Fulfilling our Potential



As we begin a new year and a new semester, I am delighted to introduce our new blog. We hope that staff and students from across the University of Hertfordshire will share their thoughts and experiences here. Being at a University is about creating, learning and sharing knowledge. Every day we share ideas with colleagues and peers. This blog will enable us to have those conversations across the University, across our Schools and across our Campuses.
 
Photo or Vice-Chancellor Quintin McKellor smiling
Vice-Chancellor Quintin McKellar CBE
To kick things off, I wanted to share my thoughts on the Government’s latest proposals for reform in the Higher Education sector, that were published last year in a Green Paper called Fulfilling our Potential. The Government has proposed a number of changes which, if instituted, will significantly change the way that universities such as ours operate, and the shape of the sector that we operate in. These include: the introduction of a Teaching Excellence Framework (TEF) to ensure that universities take their responsibilities for teaching undergraduates as seriously as they take their duty to carry out original research, the reorganisation of the current sector body HEFCE (the Higher Education Funding Council for England) into the Office for Students which will prioritise the student experience, and measures to make it easier for new institutions to become accredited as universities, able to award degrees and call themselves universities as opposed to colleges. The TEF is the main area I want to focus on.

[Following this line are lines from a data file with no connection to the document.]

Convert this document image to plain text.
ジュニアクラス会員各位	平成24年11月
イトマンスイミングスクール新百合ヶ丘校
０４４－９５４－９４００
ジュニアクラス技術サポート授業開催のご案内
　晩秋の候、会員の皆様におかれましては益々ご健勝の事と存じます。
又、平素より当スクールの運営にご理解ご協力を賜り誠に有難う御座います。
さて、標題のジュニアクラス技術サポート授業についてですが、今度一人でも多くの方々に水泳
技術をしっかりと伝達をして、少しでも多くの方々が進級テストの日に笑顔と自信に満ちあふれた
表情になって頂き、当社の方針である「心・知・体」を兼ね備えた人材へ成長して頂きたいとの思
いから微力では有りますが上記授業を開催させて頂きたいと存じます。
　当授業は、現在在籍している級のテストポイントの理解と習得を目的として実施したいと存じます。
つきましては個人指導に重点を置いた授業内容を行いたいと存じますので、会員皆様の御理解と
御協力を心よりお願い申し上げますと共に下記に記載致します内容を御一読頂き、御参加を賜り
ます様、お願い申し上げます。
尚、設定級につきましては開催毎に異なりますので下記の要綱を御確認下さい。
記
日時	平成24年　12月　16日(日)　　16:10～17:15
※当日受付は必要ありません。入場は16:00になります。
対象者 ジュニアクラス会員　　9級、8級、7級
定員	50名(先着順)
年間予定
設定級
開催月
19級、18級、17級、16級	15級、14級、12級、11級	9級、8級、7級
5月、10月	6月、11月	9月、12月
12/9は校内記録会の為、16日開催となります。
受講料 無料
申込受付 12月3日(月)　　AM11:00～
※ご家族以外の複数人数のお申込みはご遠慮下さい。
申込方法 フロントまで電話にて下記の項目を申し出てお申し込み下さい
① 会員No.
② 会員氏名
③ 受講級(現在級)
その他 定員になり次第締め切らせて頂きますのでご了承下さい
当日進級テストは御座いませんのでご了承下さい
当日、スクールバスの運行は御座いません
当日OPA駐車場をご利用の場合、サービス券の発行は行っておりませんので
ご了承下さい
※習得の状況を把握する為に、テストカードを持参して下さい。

The plans for the TEF will be a challenge for the entire higher education sector, but as a lecturer, a researcher and a university leader, I welcome the TEF. After all, it is impossible to work in education and be opposed to excellent teaching. The challenge will come in ensuring that the measurements and tests used to judge the TEF capture the range of teaching practices that take place across universities, all of which could be excellent but all of which look very different indeed. At the University of Hertfordshire, I want a TEF to capture the advantages of experiential learning, whether in the School of Engineering, the School of Law or the School of Health and Social Work, where students get to try and do, as well as read and write. I also want a TEF that values research informed teaching. For students, that close connection to the academic investigation that their lecturer is carrying out can be both hugely inspirational but also incredibly informative as they understand the hard work and skill behind the knowledge that is shared. And finally, I want a TEF that measures ‘learning gain’, that doesn’t just tell us how many students from a particular institution graduate and what classification of degree they get, but how far their learning had moved on from when they started their degree.

None of these values will be easy measures. And initially, at least, the TEF is more likely to be focused around proxy measures such as how well students regard their institution to be performing based on National Student Survey scores, and the success of students in gaining employment post-graduation that is measured by the DLHE results. However, I will keep engaging with policymakers as the TEF is developed, and evaluated and refined over the years, to push for a TEF that reflects the true diversity and innovation that takes place across the UK’s universities. It will by no means be a perfect measure of the teaching that takes place within higher education. But the TEF will at least reflect the seriousness with which everyone in this university takes their responsibility to excel in the education of those who choose to study with us.